Desakan DPR RI: Reformasi Birokrasi sebagai Tuntutan Hukum Administrasi Negara dan Penegakan Good Governance
-Baca Juga
JAKARTA - Dewan Perwakilan Rakyat Republik Indonesia (DPR RI) mendesak dilakukannya perombakan struktural dan personalia dalam birokrasi pemerintahan. Desakan ini didasarkan pada prinsip-prinsip hukum administrasi negara, khususnya terkait asas-asas umum pemerintahan yang baik (good governance), untuk meningkatkan efisiensi, akuntabilitas, dan mencegah kerugian negara (state loss). Fokus utama diarahkan pada pejabat yang diduga melakukan perbuatan melawan hukum (onrechtmatige daad), pelanggaran disiplin PNS, atau tindak pidana korupsi, dengan imbauan agar mereka mengundurkan diri atau menghadapi proses hukum, termasuk proses peradilan tata usaha negara (PTUN) dan peradilan pidana.
Anggota Komisi II DPR RI, Mohammad Toha dari Fraksi Partai Kebangkitan Bangsa (PKB), menyatakan dukungannya. Pernyataan tersebut berlandaskan pada Undang-Undang Nomor 5 Tahun 1986 tentang Peradilan Tata Usaha Negara, Undang-Undang Nomor 30 Tahun 2014 tentang Administrasi Pemerintahan, dan Undang-Undang Nomor 20 Tahun 2001 tentang Pemberantasan Tindak Pidana Korupsi. Toha menekankan bahwa keberadaan pejabat yang tidak cakap, maladministrasi, atau terlibat dalam kolusi, korupsi, dan nepotisme (KKN) merupakan bentuk pelanggaran hukum administrasi negara yang mengakibatkan kerugian negara (state loss) dan merugikan kepentingan publik. Hal ini merupakan pelanggaran terhadap prinsip-prinsip kepastian hukum (rechtszekerheid), proporsionalitas, dan asas legalitas.
Perdebatan mengenai fokus perombakan, mengarah pada dua aspek penting dalam konteks hukum administrasi negara:
Perbuatan Melawan Hukum (Onrechtmatige Daad) dan Sanksi Administratif: Pemberhentian pejabat yang terbukti melakukan perbuatan melawan hukum, baik melalui proses hukum disiplin pegawai negeri sipil (PNS) maupun proses peradilan pidana, merupakan konsekuensi hukum yang harus ditegakkan. Ini merupakan implementasi dari prinsip pertanggungjawaban (aansprakelijkheid) dan asas kesamaan di hadapan hukum (equality before the law).

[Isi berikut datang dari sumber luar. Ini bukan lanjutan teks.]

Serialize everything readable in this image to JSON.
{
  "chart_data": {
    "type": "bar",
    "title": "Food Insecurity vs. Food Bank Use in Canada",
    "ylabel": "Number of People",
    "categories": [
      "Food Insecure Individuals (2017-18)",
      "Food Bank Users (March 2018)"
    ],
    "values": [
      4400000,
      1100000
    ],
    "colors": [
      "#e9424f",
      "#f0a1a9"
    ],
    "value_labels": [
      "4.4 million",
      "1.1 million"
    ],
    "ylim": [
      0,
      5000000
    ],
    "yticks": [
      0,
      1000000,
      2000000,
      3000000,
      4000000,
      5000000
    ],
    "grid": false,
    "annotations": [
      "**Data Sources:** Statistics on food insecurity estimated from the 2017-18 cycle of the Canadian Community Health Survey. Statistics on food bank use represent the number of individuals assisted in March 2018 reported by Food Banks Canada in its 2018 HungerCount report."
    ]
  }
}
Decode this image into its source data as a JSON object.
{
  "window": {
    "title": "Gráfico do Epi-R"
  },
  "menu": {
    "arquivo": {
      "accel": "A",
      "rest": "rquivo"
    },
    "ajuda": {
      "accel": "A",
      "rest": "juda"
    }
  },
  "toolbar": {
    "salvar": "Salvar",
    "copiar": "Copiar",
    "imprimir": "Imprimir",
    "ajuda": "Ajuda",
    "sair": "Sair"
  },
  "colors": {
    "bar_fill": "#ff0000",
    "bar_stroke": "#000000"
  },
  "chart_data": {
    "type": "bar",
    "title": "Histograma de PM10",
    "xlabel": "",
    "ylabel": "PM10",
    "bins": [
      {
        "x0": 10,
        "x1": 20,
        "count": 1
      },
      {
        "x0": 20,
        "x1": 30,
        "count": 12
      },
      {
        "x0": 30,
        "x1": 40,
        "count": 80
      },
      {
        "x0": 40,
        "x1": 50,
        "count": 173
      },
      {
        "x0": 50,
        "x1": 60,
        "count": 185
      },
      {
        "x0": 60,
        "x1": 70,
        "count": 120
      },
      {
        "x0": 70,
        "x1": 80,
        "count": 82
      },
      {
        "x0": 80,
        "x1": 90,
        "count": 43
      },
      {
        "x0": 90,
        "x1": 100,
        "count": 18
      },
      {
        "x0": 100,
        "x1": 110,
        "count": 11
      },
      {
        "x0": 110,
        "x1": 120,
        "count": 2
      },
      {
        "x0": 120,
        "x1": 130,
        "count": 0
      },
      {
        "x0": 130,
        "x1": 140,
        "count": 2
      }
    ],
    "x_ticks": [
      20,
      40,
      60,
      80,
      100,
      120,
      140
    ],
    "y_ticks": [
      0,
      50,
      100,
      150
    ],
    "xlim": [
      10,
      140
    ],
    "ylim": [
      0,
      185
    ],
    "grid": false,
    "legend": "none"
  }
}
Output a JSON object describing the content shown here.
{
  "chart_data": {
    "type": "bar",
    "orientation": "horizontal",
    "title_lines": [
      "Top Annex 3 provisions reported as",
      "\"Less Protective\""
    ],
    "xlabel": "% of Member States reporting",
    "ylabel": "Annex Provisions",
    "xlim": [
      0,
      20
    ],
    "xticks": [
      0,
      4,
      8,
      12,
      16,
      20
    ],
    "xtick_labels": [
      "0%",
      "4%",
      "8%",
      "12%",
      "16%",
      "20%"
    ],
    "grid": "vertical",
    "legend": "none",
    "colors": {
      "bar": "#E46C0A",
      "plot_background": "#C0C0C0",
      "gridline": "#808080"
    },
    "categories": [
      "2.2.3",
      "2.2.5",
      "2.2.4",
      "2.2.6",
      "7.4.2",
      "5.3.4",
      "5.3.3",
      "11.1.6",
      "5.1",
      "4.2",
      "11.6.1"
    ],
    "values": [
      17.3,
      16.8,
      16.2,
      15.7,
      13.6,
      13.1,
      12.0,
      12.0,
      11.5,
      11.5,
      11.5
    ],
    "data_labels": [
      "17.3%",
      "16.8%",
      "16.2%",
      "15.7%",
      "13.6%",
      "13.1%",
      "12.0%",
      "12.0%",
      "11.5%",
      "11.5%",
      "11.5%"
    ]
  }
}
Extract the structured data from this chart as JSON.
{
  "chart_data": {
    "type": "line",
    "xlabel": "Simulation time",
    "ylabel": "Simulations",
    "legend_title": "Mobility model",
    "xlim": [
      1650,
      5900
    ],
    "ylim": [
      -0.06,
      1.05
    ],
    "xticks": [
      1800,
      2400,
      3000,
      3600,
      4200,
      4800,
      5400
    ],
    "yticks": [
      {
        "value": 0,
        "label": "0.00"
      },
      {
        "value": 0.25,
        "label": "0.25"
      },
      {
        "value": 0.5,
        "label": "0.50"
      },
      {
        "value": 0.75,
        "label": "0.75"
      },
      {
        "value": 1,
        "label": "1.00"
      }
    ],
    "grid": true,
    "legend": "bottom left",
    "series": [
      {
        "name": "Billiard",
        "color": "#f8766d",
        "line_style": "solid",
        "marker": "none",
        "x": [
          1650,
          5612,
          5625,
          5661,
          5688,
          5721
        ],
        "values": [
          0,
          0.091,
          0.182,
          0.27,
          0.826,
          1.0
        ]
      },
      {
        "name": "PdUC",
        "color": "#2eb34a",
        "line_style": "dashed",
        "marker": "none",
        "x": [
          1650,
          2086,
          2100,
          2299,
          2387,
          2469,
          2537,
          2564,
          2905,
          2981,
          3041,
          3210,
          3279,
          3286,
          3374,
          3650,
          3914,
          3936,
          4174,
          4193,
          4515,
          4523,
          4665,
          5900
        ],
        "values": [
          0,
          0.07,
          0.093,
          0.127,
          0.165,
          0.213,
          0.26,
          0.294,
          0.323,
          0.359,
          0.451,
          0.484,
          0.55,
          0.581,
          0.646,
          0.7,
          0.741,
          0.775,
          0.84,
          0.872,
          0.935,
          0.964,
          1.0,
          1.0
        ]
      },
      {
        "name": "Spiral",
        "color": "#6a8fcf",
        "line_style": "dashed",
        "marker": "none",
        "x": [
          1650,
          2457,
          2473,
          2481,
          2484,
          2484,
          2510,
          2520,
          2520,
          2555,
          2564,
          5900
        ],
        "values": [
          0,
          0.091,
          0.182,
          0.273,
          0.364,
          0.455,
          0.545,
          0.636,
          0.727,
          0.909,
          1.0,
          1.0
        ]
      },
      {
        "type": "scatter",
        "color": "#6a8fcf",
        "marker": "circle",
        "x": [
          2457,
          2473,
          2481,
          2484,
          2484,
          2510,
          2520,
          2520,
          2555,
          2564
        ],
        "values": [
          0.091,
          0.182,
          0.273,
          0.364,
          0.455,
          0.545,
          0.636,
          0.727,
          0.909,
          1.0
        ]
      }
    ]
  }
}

Reformasi Sistemik dan Pencegahan Maladministrasi: Perbaikan sistemik, termasuk penyederhanaan regulasi (deregulasi), penguatan sistem meritokrasi berbasis kompetensi dan integritas, serta peningkatan pengawasan dan akuntabilitas (accountability), merupakan upaya preventif untuk mencegah terulangnya pelanggaran hukum dan maladministrasi. Hal ini sesuai dengan prinsip good governance, termasuk transparansi, partisipasi, dan responsibilitas.
Desakan DPR RI ini merupakan pelaksanaan fungsi pengawasan legislatif dan penegakan supremasi hukum (rule of law). Perombakan birokrasi yang komprehensif merupakan langkah penting untuk mewujudkan pemerintahan yang bersih, efisien, dan akuntabel, sesuai dengan prinsip-prinsip good governance dan amanat konstitusi. Kegagalan dalam melakukan perombakan ini dapat berimplikasi pada pelanggaran hukum, mengakibatkan kerugian negara (state loss) yang signifikan, dan melemahkan kepercayaan publik terhadap pemerintahan.